Reducing Redundancy in Results Chapters

Quantitative Results

Quantitative results chapters have the potential to sound repetitive and robotic. What can be done to spice it up and incorporate a unique perspective? Here we discuss some ways to break up or reduce redundancy in your results chapter.

For starters, when discussing the demographics of the sample, provide detailed narrative about the distribution of characteristics. Offer insight into what was surprising or unexpected. Perhaps the gender or racial disparity of participants was different than you expected. Or perhaps you anticipated an older demographic participating. Some reviewers will require you to relate the characteristics of your sample back to the population, so take opportunities to comment on the representativeness of your sample where appropriate. For descriptive statistics, try to compare scores to a previously established benchmark so that the audience has a reference point for what past studies have shown.

When using parametric analyses, statistical assumptions such as normality, linearity, or homoscedasticity are typically checked. If the same parametric analyses are conducted multiple times throughout the study, it may be most effective to cover all the statistical assumptions in one subsection prior to the inferential analyses. This way, you can efficiently present a definition and report the findings of each assumption test.
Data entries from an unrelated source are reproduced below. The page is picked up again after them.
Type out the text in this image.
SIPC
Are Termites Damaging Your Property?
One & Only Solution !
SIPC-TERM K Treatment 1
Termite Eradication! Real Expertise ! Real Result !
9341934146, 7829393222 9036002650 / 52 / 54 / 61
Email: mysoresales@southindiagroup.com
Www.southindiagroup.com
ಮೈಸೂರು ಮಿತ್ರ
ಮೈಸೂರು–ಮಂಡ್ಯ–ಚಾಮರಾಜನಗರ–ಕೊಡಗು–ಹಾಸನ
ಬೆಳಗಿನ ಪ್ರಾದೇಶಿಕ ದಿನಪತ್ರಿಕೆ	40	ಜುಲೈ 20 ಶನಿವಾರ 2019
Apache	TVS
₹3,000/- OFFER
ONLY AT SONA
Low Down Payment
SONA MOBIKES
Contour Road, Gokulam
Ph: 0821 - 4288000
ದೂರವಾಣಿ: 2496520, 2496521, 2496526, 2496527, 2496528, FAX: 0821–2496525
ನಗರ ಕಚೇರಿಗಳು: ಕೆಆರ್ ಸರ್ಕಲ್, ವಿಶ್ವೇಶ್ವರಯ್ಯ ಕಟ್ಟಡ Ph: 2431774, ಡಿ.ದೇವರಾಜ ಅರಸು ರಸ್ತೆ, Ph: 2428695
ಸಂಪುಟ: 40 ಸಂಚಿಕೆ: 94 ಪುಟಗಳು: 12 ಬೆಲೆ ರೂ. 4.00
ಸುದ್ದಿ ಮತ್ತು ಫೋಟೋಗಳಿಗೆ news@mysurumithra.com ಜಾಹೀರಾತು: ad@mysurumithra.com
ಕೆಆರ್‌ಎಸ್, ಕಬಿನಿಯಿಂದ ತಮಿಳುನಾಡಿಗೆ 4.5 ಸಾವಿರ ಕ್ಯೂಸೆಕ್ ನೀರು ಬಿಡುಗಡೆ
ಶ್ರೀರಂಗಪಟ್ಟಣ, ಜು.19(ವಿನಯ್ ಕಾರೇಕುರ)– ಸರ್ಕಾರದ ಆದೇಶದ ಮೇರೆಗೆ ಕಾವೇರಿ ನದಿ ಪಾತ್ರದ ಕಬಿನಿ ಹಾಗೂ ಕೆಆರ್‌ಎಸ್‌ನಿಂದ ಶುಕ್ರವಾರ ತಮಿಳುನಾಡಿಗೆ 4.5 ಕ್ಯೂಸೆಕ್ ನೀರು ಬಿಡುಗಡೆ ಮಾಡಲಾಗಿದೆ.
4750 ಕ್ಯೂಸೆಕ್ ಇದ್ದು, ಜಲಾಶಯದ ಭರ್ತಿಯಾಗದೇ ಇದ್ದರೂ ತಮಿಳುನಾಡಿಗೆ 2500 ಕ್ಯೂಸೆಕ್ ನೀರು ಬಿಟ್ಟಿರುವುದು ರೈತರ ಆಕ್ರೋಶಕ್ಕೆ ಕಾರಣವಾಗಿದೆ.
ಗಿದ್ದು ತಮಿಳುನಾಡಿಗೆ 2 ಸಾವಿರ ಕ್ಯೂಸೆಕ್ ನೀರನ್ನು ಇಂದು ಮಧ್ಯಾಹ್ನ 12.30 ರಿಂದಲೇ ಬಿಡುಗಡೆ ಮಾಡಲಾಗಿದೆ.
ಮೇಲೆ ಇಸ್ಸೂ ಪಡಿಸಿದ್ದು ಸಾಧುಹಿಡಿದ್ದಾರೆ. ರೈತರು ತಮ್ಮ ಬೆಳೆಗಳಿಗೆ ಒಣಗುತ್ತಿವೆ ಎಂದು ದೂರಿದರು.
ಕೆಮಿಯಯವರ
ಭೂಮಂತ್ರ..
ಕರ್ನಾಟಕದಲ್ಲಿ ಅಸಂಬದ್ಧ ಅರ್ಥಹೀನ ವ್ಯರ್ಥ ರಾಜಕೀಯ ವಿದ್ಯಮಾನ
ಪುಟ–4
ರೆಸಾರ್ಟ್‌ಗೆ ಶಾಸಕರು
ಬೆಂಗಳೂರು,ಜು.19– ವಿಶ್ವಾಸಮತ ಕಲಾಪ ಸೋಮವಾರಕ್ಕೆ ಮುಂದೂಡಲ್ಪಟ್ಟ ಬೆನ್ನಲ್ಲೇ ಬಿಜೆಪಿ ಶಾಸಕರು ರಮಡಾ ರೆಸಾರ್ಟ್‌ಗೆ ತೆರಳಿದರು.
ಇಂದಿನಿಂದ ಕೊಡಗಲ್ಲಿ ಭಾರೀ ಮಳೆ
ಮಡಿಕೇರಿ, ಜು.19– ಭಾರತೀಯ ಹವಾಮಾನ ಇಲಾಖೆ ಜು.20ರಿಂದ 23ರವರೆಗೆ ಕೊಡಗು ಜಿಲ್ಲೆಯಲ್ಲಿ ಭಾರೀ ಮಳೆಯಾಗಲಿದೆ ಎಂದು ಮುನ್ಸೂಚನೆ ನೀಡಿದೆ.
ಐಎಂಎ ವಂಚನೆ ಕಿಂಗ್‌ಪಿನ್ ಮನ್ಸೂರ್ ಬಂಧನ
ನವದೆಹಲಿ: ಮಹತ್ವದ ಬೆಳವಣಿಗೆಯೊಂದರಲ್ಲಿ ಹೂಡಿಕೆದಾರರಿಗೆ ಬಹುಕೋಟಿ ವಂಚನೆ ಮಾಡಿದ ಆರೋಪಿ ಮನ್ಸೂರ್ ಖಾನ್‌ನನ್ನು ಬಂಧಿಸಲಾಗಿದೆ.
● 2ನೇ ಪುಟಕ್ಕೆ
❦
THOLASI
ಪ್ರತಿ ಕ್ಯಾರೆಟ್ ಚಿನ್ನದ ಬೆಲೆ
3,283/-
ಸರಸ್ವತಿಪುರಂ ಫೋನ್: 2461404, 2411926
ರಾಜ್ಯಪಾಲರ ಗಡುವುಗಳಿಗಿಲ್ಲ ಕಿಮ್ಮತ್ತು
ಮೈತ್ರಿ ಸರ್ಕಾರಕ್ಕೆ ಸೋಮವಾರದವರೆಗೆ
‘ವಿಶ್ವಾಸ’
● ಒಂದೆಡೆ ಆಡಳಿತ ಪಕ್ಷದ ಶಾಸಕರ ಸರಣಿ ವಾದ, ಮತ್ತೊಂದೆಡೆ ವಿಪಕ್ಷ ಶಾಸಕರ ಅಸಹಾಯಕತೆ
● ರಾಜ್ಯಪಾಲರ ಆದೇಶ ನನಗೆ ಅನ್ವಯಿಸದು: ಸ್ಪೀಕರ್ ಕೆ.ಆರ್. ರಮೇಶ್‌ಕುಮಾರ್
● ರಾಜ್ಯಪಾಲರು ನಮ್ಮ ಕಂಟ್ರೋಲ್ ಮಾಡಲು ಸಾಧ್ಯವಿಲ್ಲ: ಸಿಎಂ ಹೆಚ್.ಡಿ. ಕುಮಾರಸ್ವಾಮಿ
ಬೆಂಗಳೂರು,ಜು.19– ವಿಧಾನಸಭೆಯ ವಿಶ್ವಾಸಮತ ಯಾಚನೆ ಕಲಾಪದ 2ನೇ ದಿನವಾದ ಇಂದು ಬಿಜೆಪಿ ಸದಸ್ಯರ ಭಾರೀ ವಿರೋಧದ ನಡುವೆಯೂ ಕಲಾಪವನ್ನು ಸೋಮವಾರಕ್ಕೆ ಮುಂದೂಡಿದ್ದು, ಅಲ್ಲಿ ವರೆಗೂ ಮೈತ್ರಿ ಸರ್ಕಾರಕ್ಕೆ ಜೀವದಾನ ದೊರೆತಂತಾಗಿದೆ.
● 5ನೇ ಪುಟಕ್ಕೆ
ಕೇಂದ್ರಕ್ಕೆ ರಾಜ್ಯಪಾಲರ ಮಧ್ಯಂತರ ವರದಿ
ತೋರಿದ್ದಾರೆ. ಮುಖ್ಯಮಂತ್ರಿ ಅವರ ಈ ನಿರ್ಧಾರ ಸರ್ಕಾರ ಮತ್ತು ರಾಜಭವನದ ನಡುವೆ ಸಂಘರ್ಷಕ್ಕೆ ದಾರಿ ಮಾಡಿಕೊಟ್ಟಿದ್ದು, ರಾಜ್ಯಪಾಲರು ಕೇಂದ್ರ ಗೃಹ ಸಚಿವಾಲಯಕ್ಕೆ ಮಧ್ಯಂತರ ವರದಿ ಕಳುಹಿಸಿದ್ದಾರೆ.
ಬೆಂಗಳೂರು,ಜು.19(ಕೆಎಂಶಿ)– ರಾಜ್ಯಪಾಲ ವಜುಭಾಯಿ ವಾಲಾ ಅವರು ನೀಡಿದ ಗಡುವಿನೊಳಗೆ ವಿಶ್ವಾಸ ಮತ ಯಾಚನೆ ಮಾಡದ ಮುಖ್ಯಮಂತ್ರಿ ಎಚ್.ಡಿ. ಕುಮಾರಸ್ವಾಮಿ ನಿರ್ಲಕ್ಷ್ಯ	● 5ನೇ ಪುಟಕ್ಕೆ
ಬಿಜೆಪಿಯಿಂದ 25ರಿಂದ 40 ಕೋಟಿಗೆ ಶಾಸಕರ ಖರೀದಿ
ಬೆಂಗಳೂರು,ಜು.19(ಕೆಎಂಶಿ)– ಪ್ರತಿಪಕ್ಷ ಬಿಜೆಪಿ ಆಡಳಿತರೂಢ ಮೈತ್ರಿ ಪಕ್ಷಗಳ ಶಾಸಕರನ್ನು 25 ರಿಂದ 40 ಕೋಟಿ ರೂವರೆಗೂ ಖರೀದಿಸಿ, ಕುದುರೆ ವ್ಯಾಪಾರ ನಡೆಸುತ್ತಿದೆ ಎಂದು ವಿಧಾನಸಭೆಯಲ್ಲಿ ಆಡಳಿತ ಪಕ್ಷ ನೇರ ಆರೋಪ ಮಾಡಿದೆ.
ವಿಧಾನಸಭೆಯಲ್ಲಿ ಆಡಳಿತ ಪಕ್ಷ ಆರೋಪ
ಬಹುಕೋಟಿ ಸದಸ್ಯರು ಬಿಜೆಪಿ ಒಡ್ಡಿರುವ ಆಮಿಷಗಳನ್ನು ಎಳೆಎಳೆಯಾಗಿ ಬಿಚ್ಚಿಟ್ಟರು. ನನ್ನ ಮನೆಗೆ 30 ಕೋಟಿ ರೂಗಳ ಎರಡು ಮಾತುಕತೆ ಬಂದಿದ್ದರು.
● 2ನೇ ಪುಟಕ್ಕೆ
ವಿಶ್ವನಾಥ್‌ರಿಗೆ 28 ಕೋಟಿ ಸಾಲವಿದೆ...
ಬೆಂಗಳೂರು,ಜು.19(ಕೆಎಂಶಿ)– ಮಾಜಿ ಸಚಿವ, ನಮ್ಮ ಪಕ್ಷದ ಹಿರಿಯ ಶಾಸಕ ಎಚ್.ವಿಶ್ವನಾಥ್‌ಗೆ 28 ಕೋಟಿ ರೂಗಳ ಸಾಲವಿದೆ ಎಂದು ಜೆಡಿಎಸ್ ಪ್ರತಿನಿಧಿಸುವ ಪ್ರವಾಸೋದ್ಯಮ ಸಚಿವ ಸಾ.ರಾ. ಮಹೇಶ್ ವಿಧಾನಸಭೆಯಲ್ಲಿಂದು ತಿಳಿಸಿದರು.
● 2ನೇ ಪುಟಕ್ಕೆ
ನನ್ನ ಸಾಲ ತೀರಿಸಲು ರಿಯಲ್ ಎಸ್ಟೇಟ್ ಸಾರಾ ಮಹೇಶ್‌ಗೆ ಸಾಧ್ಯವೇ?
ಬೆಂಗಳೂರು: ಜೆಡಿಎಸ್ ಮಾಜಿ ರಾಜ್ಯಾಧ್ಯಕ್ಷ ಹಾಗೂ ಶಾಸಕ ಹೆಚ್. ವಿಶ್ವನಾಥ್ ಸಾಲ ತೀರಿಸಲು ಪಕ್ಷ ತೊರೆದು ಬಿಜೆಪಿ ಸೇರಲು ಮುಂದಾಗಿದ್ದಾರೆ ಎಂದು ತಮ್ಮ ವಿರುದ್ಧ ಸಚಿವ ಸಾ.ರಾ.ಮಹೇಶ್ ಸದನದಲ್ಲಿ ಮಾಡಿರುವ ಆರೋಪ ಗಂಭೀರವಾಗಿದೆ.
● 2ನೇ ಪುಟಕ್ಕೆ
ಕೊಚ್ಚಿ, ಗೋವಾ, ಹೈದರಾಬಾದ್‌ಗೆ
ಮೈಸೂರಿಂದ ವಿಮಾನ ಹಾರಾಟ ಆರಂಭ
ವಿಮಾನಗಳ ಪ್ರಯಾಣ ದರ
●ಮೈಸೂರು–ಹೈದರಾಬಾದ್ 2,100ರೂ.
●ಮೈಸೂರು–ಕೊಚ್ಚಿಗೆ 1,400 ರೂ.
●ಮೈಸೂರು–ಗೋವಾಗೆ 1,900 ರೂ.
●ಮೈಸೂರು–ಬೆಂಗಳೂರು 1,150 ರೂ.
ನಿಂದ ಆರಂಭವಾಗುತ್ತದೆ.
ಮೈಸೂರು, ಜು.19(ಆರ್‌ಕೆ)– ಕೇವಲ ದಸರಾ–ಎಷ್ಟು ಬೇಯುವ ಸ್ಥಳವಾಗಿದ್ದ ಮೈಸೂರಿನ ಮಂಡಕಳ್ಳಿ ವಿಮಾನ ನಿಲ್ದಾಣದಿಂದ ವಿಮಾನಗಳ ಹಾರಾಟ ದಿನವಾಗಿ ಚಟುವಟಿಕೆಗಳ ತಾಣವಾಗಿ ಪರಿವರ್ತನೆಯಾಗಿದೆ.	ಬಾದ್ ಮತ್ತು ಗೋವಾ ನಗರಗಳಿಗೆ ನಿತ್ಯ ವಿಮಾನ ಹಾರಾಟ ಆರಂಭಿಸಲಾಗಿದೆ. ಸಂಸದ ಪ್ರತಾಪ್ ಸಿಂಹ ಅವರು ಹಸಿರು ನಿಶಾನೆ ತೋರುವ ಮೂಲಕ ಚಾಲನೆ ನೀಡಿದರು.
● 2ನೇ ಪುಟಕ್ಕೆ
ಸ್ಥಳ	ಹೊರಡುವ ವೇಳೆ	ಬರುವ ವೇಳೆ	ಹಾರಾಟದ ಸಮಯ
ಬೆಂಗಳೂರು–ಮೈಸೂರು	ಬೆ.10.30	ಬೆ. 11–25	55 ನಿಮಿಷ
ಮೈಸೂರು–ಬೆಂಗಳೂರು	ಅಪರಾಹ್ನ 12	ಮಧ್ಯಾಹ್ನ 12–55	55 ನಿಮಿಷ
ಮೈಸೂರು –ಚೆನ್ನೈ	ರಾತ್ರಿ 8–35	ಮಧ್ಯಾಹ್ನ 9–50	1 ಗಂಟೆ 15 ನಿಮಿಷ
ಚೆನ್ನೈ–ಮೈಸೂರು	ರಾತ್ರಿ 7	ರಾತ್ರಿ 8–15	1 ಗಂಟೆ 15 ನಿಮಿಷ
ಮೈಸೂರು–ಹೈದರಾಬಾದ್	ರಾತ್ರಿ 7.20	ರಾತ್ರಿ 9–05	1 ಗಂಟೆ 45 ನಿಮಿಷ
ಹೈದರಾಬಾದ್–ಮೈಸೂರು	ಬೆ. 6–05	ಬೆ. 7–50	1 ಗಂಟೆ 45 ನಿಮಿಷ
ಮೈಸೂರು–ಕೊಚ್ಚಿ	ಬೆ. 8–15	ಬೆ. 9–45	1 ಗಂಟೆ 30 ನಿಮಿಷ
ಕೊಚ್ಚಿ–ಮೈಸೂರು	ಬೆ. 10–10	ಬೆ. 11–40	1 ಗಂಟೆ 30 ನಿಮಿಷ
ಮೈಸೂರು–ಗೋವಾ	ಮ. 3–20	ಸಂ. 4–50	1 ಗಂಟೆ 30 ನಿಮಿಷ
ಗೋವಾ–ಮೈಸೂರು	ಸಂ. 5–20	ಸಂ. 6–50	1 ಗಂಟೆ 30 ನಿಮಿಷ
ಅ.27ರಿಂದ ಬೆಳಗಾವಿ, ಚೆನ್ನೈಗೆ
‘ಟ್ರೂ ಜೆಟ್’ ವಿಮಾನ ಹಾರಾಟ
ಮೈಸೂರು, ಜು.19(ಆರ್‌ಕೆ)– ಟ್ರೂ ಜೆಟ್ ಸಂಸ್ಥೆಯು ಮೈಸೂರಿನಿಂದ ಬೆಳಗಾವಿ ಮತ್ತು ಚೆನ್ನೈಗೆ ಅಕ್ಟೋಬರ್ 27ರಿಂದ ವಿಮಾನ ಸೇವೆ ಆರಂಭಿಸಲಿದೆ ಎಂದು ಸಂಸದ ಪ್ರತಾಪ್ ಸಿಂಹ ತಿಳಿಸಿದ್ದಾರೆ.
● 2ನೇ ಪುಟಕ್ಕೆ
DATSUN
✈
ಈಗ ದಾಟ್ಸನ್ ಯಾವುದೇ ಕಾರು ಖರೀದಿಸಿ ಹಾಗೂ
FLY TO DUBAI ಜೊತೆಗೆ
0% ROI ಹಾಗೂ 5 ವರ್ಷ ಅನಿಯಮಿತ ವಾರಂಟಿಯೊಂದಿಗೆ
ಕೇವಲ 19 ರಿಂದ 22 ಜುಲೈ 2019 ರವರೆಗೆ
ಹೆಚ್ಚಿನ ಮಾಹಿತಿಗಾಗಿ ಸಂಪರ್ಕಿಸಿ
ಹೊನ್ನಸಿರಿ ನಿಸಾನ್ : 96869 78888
This also allows you to avoid repeating descriptions of the assumption tests throughout your chapter.

Finally, as you report the findings of your inferential analyses, try to provide unique insight into what each finding means, even if similar analyses are being used. Provide the statistics and explain what the findings mean in layman’s terms; assume your reader had no background in statistics. You will want to leave the deep interpretation and implications of the findings for the discussion chapter, but you should still give enough explanation of the findings so that any reader will understand what you found.